Climate one of “top risks” facing insurance industry – Mark Carney

Bank of England chief defends climate risk investigation against “green claptrap” jibe from climate sceptic Lord Lawson

(Pic: Bank of England/Flickr)

(Pic: Bank of England/Flickr)

By Ed King

The Governor of the Bank of England has defended plans to investigate the risks posed by climate change, telling UK lawmakers it is one of the “top risks” facing the financial services industry.

“It’s absolutely essential we discharge our duty to protect policy holders in the insurance industry,” Mark Carney told a session of the House of Lords economic committee on Tuesday.

“In the re-insurance business one of the top risks is climate change – that is the assessed risk of those institutions with money on the line.”

Carney was responding to a question asked by Lord Lawson, a founding member of climate sceptic think-tank the Global Warming Policy Foundation.

Lawson asked why, when the economy was just recovering, Carney had announced plans for research into climate risk.

“There are a whole other lot of remaining problems… wouldn’t it be better if you focused attention on those instead of engaging in green claptrap?” Lawson said.

Report: Finance bodies should assess climate risk, says BoE

The former chancellor was referring to a study commissioned by the Bank last month to explore the various effects climate change could have on financial markets.

Carney told the committee the Bank was committed to understanding the potential impact of climate change on an industry that manages an estimated £1.8 trillion of investments. The review is to be published later this year.

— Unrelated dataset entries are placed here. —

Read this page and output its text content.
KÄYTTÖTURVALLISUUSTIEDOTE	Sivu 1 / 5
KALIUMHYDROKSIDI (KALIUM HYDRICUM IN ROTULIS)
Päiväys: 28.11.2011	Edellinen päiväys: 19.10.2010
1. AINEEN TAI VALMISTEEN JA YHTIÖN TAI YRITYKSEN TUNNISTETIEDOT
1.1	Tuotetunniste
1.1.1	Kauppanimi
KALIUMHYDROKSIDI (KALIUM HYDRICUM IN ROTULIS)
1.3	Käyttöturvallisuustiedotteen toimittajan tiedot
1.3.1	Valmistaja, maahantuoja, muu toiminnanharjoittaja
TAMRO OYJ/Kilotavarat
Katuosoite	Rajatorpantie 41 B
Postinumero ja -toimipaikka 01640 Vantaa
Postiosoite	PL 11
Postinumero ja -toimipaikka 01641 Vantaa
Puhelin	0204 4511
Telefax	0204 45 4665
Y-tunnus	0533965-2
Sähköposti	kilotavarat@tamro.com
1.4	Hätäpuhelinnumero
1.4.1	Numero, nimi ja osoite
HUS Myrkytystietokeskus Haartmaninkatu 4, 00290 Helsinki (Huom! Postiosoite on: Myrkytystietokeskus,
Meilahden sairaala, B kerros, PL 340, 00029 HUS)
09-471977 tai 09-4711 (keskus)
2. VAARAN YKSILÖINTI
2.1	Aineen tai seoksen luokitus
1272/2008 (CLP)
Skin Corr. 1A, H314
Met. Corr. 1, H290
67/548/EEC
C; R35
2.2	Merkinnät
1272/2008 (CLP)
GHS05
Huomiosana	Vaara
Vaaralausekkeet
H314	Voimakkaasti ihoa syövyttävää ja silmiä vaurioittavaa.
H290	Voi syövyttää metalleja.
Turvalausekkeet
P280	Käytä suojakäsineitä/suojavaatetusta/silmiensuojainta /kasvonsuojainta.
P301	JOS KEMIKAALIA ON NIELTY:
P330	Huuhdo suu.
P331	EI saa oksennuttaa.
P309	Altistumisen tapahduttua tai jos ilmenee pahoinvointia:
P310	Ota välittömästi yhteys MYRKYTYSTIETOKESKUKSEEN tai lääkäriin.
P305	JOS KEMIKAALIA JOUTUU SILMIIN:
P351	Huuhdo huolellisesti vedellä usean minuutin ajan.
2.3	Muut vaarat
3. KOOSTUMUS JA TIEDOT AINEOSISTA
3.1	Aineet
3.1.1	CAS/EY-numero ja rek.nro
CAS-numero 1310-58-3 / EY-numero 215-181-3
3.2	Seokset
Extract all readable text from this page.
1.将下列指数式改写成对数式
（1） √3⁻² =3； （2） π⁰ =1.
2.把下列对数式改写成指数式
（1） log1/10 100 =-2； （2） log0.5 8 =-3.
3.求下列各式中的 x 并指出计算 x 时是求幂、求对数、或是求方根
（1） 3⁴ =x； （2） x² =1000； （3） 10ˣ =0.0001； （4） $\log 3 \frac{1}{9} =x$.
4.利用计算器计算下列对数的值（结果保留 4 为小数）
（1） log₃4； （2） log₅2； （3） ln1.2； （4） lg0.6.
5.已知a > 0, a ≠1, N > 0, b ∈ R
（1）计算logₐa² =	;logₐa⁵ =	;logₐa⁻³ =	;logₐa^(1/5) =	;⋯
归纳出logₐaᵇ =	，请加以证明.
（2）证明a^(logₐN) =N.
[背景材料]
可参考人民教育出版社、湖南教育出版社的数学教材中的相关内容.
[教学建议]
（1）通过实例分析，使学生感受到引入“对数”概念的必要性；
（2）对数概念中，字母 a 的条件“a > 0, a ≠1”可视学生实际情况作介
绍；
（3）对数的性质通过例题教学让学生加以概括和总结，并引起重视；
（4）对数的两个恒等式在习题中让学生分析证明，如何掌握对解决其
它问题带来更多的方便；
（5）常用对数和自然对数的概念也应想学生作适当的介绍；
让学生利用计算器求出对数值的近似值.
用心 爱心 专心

The issue of “stranded assets” is less about climate change and more about transparency, he added. It was important to work out the “reliance on companies of certain types of assets”, particularly if tougher carbon pricing policies were implemented by government.

“The actual adjustment is a product of not climate change per se but government policy. Pricing carbon could have an impact on the value of assets on a balance sheet,” he said.

Last October, Carney warned that the “vast majority” of fossil fuel reserves were unburnable if temperature rise were to be limited to 2C, beyond which scientists say more floods, droughts and rising sea levels could occur.

A ten-year review of natural disasters released by the UN last week found 87% were climate-related, displacing 155 million people since 2008 with total economic losses [including earthquakes] of $1.7 trillion.

Losses that are specifically attributed to climate-linked disasters are costing an average of US$250-300 billion every year, said the UN in a separate study.